Supporters of tobacco-tax hike are not giving up

Published: Tuesday, Feb. 17 2009 12:00 a.m. MST

A bill raising the 69.5-cent-a-pack cigarette tax to $2 may be adrift in the legislative process, but that has only strengthened the resolve of anti-tobacco activists who are planning to spend Tuesday lobbying in favor of it on Capitol Hill.

The idea of a tax increase, which would apply to all forms of loose tobacco and cigars as well as packaged cigarettes, has solid backing among lawmakers and their constituents on health grounds. But a Senate committee tabled the proposal 10 days ago.

Despite the health and financial costs of tobacco, a Senate review committee balked at sending forward to full debate an idea that most agreed is an increase that is too deep, too targeted and simply not right during tough economic times.

That's no excuse, said a spokesman for a coalition of the American Cancer Society and a group of smoking-related cancer survivors organizing the effort, which will kick off with a rally on the Capitol steps, then move inside for some one-on-one with lawmakers.

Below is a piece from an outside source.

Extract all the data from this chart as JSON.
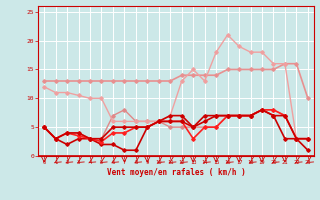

They say they are trying to wake up the public that every nonsmoking Utahn is paying a piece of the medical care for people smoking themselves sick.

"We're simply asking smokers to shoulder their fair share of the burden for their personal choices that impact our society," Joel Kincart, vice president of the Salt Lake region of the American Cancer Society, said in announcing the rally.

If lawmakers want to be fair — and if the public really wants to do something — both need to recognize the annual $500-per-family hidden tax that all taxpayers shoulder to pay for cancer treatment and procedures given to people who are diseased from smoking, Kincart said.

Citing information already provided to lawmakers and using an argument senators didn't dispute but didn't buy earlier, the group says that smoking not only has a secondhand financial hazard to nonsmokers but that the measure will reduce the number of smokers, reduce health-care costs for everyone and provide a steady and reliable stream of revenue.

That last part doesn't add up for lawmakers, who say no revenue source is reliable these days, particularly one that is based on ultimately getting people to stop buying something.